Earlier today, ransomware group 8Base added The Tech Interactive to its data leak site, claiming to have stolen a ‘huge amount of confidential information’ as well as account documents, employment contracts, invoices, and more. It has given the science and technology museum seven days to pay the ransom (unspecified) before it publishes the alleged stolen data.
The Tech Interactive hasn’t confirmed the attack but did note ‘technical issues’ on its Facebook page on April 14. It stated that online tickets were unavailable at the time.
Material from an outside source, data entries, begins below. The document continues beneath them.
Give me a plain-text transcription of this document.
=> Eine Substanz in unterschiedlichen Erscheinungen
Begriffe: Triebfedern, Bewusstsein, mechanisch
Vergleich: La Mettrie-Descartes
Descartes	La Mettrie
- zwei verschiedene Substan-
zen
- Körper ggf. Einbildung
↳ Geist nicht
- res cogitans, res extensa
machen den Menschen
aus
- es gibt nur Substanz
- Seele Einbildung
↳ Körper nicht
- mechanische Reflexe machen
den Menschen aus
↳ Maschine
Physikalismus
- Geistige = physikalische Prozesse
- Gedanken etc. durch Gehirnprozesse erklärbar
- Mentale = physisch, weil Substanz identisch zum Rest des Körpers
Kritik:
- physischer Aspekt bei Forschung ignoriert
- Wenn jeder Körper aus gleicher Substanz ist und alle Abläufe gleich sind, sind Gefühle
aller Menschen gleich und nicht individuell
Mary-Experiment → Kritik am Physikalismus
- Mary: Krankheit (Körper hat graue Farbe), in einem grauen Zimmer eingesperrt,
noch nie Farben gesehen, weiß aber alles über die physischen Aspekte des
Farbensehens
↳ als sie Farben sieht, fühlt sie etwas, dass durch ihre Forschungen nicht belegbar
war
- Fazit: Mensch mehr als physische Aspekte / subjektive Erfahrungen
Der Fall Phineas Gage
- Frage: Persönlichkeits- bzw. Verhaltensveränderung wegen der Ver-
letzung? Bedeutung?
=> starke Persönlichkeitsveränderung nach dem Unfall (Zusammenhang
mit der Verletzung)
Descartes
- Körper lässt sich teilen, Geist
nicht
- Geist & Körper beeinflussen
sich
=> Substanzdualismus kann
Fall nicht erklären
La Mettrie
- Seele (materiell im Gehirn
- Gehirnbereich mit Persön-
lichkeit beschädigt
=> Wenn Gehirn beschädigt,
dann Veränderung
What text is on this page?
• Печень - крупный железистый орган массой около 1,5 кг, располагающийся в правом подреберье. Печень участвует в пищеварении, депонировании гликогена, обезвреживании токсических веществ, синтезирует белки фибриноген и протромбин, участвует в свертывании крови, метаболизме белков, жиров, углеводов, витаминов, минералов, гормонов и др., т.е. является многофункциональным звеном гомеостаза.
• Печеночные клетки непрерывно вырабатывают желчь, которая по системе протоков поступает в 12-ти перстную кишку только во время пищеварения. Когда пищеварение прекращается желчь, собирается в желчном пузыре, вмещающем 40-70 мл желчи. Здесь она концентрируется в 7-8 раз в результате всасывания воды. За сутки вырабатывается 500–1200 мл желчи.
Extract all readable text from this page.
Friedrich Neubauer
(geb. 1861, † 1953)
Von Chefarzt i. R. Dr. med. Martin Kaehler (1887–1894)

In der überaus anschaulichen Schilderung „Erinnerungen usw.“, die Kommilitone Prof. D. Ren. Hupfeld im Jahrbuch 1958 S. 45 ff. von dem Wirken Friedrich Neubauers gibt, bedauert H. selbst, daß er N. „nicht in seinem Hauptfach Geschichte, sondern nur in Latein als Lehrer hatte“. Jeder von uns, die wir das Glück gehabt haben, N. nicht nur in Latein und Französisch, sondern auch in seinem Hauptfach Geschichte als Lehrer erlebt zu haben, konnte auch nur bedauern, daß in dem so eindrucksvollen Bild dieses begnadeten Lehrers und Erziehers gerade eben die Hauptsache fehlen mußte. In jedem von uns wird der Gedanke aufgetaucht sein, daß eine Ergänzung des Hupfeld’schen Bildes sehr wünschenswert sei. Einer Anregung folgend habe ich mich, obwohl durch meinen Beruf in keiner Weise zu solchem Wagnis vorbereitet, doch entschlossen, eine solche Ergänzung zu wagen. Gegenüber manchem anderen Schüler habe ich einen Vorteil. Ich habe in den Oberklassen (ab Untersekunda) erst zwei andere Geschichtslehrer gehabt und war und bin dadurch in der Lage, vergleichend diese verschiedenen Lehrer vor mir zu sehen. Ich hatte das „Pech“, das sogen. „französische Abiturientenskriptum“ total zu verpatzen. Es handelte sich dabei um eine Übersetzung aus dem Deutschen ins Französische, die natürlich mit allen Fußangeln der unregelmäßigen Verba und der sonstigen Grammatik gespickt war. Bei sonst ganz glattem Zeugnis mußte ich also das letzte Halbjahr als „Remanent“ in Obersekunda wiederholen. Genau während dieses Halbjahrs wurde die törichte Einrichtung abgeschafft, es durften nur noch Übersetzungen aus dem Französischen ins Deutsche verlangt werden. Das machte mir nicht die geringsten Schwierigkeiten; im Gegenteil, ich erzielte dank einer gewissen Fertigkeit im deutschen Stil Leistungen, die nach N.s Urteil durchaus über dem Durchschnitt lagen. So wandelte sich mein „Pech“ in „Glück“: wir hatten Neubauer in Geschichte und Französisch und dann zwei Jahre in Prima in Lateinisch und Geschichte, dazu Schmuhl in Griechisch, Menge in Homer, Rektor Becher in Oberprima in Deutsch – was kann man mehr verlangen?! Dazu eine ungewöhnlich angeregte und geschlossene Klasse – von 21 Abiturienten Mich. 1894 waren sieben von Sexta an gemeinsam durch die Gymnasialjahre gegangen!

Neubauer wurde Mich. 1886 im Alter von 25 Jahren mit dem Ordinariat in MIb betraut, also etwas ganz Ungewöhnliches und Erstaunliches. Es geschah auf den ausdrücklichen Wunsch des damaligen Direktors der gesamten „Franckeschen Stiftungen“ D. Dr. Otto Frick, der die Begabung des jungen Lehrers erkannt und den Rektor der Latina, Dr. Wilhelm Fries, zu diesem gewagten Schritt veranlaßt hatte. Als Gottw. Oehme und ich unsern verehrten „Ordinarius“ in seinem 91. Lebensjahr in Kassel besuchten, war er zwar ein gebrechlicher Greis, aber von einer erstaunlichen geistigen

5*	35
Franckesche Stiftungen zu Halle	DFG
No further updates have been posted but Comparitech has contacted The Tech Interactive for further details on this issue and the ransomware claims. We will update this post if we receive a response.
Who is 8Base?
8Base first appeared in 2022 but became particularly prolific from mid-2023 onward. Like many other ransomware groups it uses double-extortion (system encryption and data theft) to try and secure a payment from its victims.
According to data collated by Comparitech, 8Base is responsible for 20 confirmed attacks worldwide and 282 unconfirmed attacks over the last year. One of its biggest attacks was the Alberta Dental Service Corporation which affected 1.47 million records. But in more recent weeks it has claimed responsibility for attacks on the Atlantic States Marine Fisheries Commission, the United Nations Development Programme, and Speedy France.
About The Tech Interactive
Located in San Jose, California, The Tech Interactive is a science and technology center that provides hands-on activities and interactive exhibitions. It welcomes more than 250,000 visitors each year.